Good morning, US politics live blog readers, as we set out on another day of high drama in Washington. Congressional Republicans narrowly won control of the House of Representatives in November’s midterm elections but have failed to agree amongst themselves who to elect as Speaker of the House, after two days of voting rounds where Kevin McCarthy did not get the necessary majority.

Stick with us as we cover today’s developments as they happen. Here is what’s on the political agenda:

The House will go back into session at 12pm ET today and the battle to become Speaker will resume. House Republican leader Kevin McCarthy has now been through six rounds of voting since Tuesday afternoon and failed to win a majority despite the party having control of the chamber. This is unprecedented in at least a century of US politics.

Kevin McCarthy is expected once again to hold frantic meetings this morning prior to the House session. The California Republican is going through an epic political trauma that is not only bad for him but makes the Republicans look useless as civil war rages in the party.

No other House business can begin until the chamber has a speaker. That means lawmakers have not been sworn in for the 118th Congress that began on January 3, including all the brand new representatives elected for the first time in the midterms.

McCarthy is still negotiating, hoping to offer enough concessions to the 19 or 20 rightwing rebels on his own side who refuse to vote for him. With the narrow GOP majority he can only afford to lose four GOP votes if the Democrats all continue turning up and voting for their guy, House minority leader and New York congressman Hakeem Jeffries, who took over the position from former Speaker Nancy Pelosi.

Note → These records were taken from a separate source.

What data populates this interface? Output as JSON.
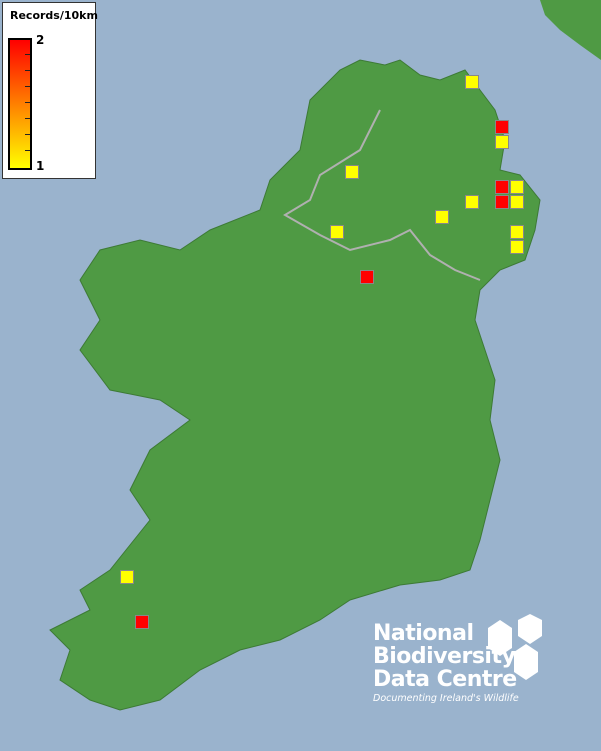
{
  "legend": {
    "title": "Records/10km",
    "max_label": "2",
    "min_label": "1",
    "color_max": "#ff0000",
    "color_min": "#ffff00"
  },
  "colors": {
    "sea": "#9ab3cd",
    "land": "#4f9a44",
    "border": "#b0b0b0"
  },
  "markers": [
    {
      "records": 1
    },
    {
      "records": 2
    },
    {
      "records": 1
    },
    {
      "records": 2
    },
    {
      "records": 1
    },
    {
      "records": 2
    },
    {
      "records": 1
    },
    {
      "records": 1
    },
    {
      "records": 1
    },
    {
      "records": 1
    },
    {
      "records": 1
    },
    {
      "records": 2
    },
    {
      "records": 1
    },
    {
      "records": 1
    },
    {
      "records": 1
    },
    {
      "records": 2
    }
  ],
  "logo": {
    "line1": "National",
    "line2": "Biodiversity",
    "line3": "Data Centre",
    "tagline": "Documenting Ireland's Wildlife"
  }
}
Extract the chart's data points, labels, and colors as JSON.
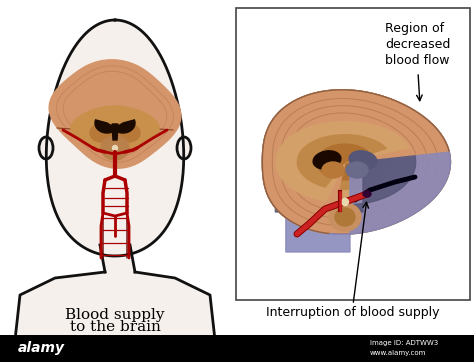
{
  "background_color": "#ffffff",
  "left_label_line1": "Blood supply",
  "left_label_line2": "to the brain",
  "right_label": "Interruption of blood supply",
  "top_right_label_line1": "Region of",
  "top_right_label_line2": "decreased",
  "top_right_label_line3": "blood flow",
  "bottom_bar_color": "#000000",
  "alamy_text": "alamy",
  "image_id": "Image ID: ADTWW3",
  "url": "www.alamy.com",
  "border_color": "#555555",
  "brain_outer_color": "#d4956a",
  "brain_gyri_color": "#c4845a",
  "brain_inner_bg": "#c8905a",
  "brain_basal_color": "#b07a3a",
  "ventricle_color": "#1a0a00",
  "brainstem_color": "#b8804a",
  "head_outline_color": "#111111",
  "artery_color": "#aa0000",
  "artery_dark": "#660000",
  "ischemia_color": "#8888bb",
  "ischemia_dark": "#555577",
  "infarct_black": "#111122",
  "figsize": [
    4.74,
    3.62
  ],
  "dpi": 100
}
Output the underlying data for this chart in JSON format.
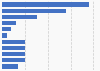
{
  "values": [
    95,
    70,
    38,
    15,
    10,
    6,
    25,
    25,
    25,
    25,
    18
  ],
  "bar_color": "#4472C4",
  "background_color": "#f9f9f9",
  "grid_color": "#cccccc",
  "xlim": [
    0,
    105
  ],
  "n_bars": 11
}
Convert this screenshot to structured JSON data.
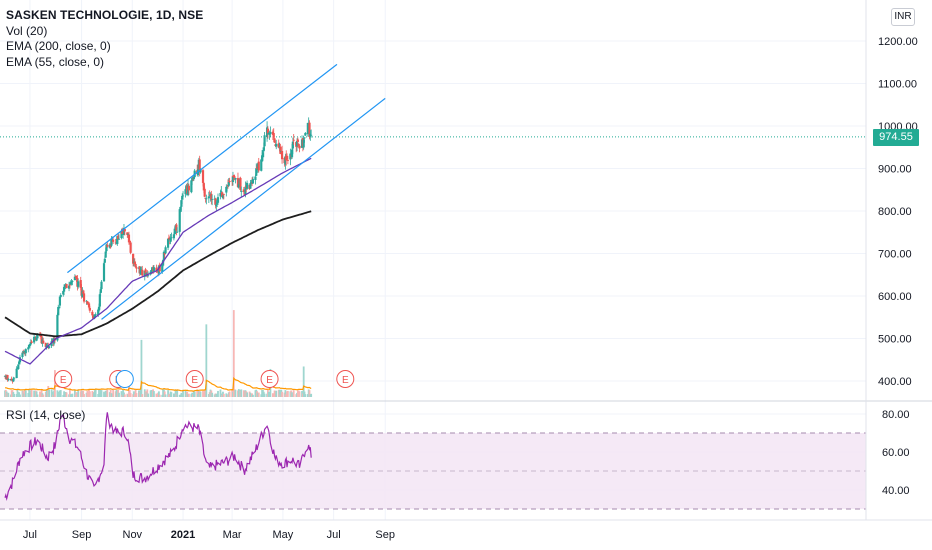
{
  "legend": {
    "title": "SASKEN TECHNOLOGIE, 1D, NSE",
    "volume": "Vol (20)",
    "ema200": "EMA (200, close, 0)",
    "ema55": "EMA (55, close, 0)"
  },
  "rsi_legend": "RSI (14, close)",
  "currency": "INR",
  "last_price": "974.55",
  "colors": {
    "up": "#26a69a",
    "down": "#ef5350",
    "channel": "#2196f3",
    "ema55": "#673ab7",
    "ema200": "#1e1e1e",
    "rsi": "#9c27b0",
    "rsi_band": "#f3e5f5",
    "volume_ma": "#ff9800",
    "earnings": "#ef5350"
  },
  "chart_data": [
    {
      "type": "candlestick",
      "title": "SASKEN TECHNOLOGIE, 1D, NSE",
      "ylim": [
        370,
        1250
      ],
      "price_ticks": [
        "1200.00",
        "1100.00",
        "1000.00",
        "900.00",
        "800.00",
        "700.00",
        "600.00",
        "500.00",
        "400.00"
      ],
      "time_ticks": [
        "Jul",
        "Sep",
        "Nov",
        "2021",
        "Mar",
        "May",
        "Jul",
        "Sep"
      ],
      "last_price": 974.55,
      "close_path": [
        {
          "x": "2020-06-01",
          "y": 410
        },
        {
          "x": "2020-06-10",
          "y": 398
        },
        {
          "x": "2020-06-20",
          "y": 455
        },
        {
          "x": "2020-06-30",
          "y": 490
        },
        {
          "x": "2020-07-10",
          "y": 505
        },
        {
          "x": "2020-07-22",
          "y": 482
        },
        {
          "x": "2020-07-31",
          "y": 500
        },
        {
          "x": "2020-08-06",
          "y": 600
        },
        {
          "x": "2020-08-15",
          "y": 625
        },
        {
          "x": "2020-08-25",
          "y": 640
        },
        {
          "x": "2020-09-05",
          "y": 590
        },
        {
          "x": "2020-09-15",
          "y": 545
        },
        {
          "x": "2020-09-22",
          "y": 580
        },
        {
          "x": "2020-09-30",
          "y": 710
        },
        {
          "x": "2020-10-12",
          "y": 730
        },
        {
          "x": "2020-10-25",
          "y": 755
        },
        {
          "x": "2020-11-02",
          "y": 680
        },
        {
          "x": "2020-11-12",
          "y": 655
        },
        {
          "x": "2020-11-25",
          "y": 660
        },
        {
          "x": "2020-12-05",
          "y": 665
        },
        {
          "x": "2020-12-15",
          "y": 740
        },
        {
          "x": "2020-12-25",
          "y": 760
        },
        {
          "x": "2020-12-31",
          "y": 840
        },
        {
          "x": "2021-01-10",
          "y": 855
        },
        {
          "x": "2021-01-20",
          "y": 910
        },
        {
          "x": "2021-01-28",
          "y": 830
        },
        {
          "x": "2021-02-10",
          "y": 825
        },
        {
          "x": "2021-02-22",
          "y": 860
        },
        {
          "x": "2021-03-05",
          "y": 875
        },
        {
          "x": "2021-03-15",
          "y": 850
        },
        {
          "x": "2021-03-25",
          "y": 865
        },
        {
          "x": "2021-04-05",
          "y": 920
        },
        {
          "x": "2021-04-12",
          "y": 1000
        },
        {
          "x": "2021-04-20",
          "y": 960
        },
        {
          "x": "2021-04-30",
          "y": 930
        },
        {
          "x": "2021-05-08",
          "y": 915
        },
        {
          "x": "2021-05-15",
          "y": 975
        },
        {
          "x": "2021-05-22",
          "y": 940
        },
        {
          "x": "2021-05-30",
          "y": 1000
        },
        {
          "x": "2021-06-05",
          "y": 974.55
        }
      ],
      "ema55": [
        {
          "x": "2020-06-01",
          "y": 470
        },
        {
          "x": "2020-07-01",
          "y": 440
        },
        {
          "x": "2020-08-01",
          "y": 500
        },
        {
          "x": "2020-09-01",
          "y": 525
        },
        {
          "x": "2020-10-01",
          "y": 570
        },
        {
          "x": "2020-11-01",
          "y": 635
        },
        {
          "x": "2020-12-01",
          "y": 660
        },
        {
          "x": "2021-01-01",
          "y": 750
        },
        {
          "x": "2021-02-01",
          "y": 790
        },
        {
          "x": "2021-03-01",
          "y": 820
        },
        {
          "x": "2021-04-01",
          "y": 855
        },
        {
          "x": "2021-05-01",
          "y": 890
        },
        {
          "x": "2021-06-05",
          "y": 925
        }
      ],
      "ema200": [
        {
          "x": "2020-06-01",
          "y": 550
        },
        {
          "x": "2020-07-01",
          "y": 512
        },
        {
          "x": "2020-08-01",
          "y": 505
        },
        {
          "x": "2020-09-01",
          "y": 510
        },
        {
          "x": "2020-10-01",
          "y": 535
        },
        {
          "x": "2020-11-01",
          "y": 570
        },
        {
          "x": "2020-12-01",
          "y": 610
        },
        {
          "x": "2021-01-01",
          "y": 660
        },
        {
          "x": "2021-02-01",
          "y": 695
        },
        {
          "x": "2021-03-01",
          "y": 725
        },
        {
          "x": "2021-04-01",
          "y": 755
        },
        {
          "x": "2021-05-01",
          "y": 780
        },
        {
          "x": "2021-06-05",
          "y": 800
        }
      ],
      "channel_upper": [
        {
          "x": "2020-08-15",
          "y": 655
        },
        {
          "x": "2021-07-05",
          "y": 1145
        }
      ],
      "channel_lower": [
        {
          "x": "2020-09-25",
          "y": 545
        },
        {
          "x": "2021-09-01",
          "y": 1065
        }
      ],
      "earnings_markers": [
        "2020-08-10",
        "2020-10-15",
        "2021-01-15",
        "2021-04-15",
        "2021-07-15"
      ],
      "dividend_marker": "2020-10-23"
    },
    {
      "type": "line",
      "title": "RSI (14, close)",
      "ylim": [
        26,
        86
      ],
      "y_ticks": [
        "80.00",
        "60.00",
        "40.00"
      ],
      "band": [
        30,
        70
      ],
      "middle": 50,
      "series": [
        {
          "name": "RSI (14, close)",
          "points": [
            {
              "x": "2020-06-01",
              "y": 36
            },
            {
              "x": "2020-06-10",
              "y": 44
            },
            {
              "x": "2020-06-20",
              "y": 58
            },
            {
              "x": "2020-07-01",
              "y": 63
            },
            {
              "x": "2020-07-10",
              "y": 66
            },
            {
              "x": "2020-07-22",
              "y": 57
            },
            {
              "x": "2020-08-01",
              "y": 64
            },
            {
              "x": "2020-08-08",
              "y": 81
            },
            {
              "x": "2020-08-18",
              "y": 67
            },
            {
              "x": "2020-08-28",
              "y": 62
            },
            {
              "x": "2020-09-08",
              "y": 48
            },
            {
              "x": "2020-09-16",
              "y": 40
            },
            {
              "x": "2020-09-28",
              "y": 54
            },
            {
              "x": "2020-10-01",
              "y": 79
            },
            {
              "x": "2020-10-12",
              "y": 70
            },
            {
              "x": "2020-10-25",
              "y": 71
            },
            {
              "x": "2020-11-02",
              "y": 48
            },
            {
              "x": "2020-11-15",
              "y": 46
            },
            {
              "x": "2020-11-28",
              "y": 51
            },
            {
              "x": "2020-12-10",
              "y": 56
            },
            {
              "x": "2020-12-20",
              "y": 60
            },
            {
              "x": "2021-01-01",
              "y": 74
            },
            {
              "x": "2021-01-12",
              "y": 73
            },
            {
              "x": "2021-01-20",
              "y": 72
            },
            {
              "x": "2021-01-30",
              "y": 51
            },
            {
              "x": "2021-02-10",
              "y": 53
            },
            {
              "x": "2021-02-22",
              "y": 55
            },
            {
              "x": "2021-03-05",
              "y": 58
            },
            {
              "x": "2021-03-15",
              "y": 50
            },
            {
              "x": "2021-03-28",
              "y": 60
            },
            {
              "x": "2021-04-12",
              "y": 75
            },
            {
              "x": "2021-04-22",
              "y": 56
            },
            {
              "x": "2021-05-02",
              "y": 54
            },
            {
              "x": "2021-05-12",
              "y": 56
            },
            {
              "x": "2021-05-22",
              "y": 52
            },
            {
              "x": "2021-05-30",
              "y": 65
            },
            {
              "x": "2021-06-05",
              "y": 57
            }
          ]
        }
      ]
    }
  ]
}
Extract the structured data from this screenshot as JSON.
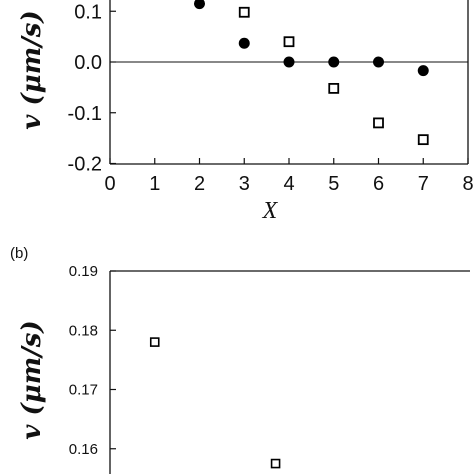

Elsewhere, at 11.15am ET, Joe Biden, accompanied by his vice-president Kamala Harris, is due to make remarks on the situation at the US-Mexico border, where confusion and tension about amid the upholding of the public health measure Title 42 that continues to act as a harsh anti-immigration tool and is causing misery for migrants on both sides of the border. Notably, instead of billing the remarks as focusing on humanitarian issues and improving the US’s dysfunctional immigration legal system, the White House has billed the remarks as being about “border security and enforcement.”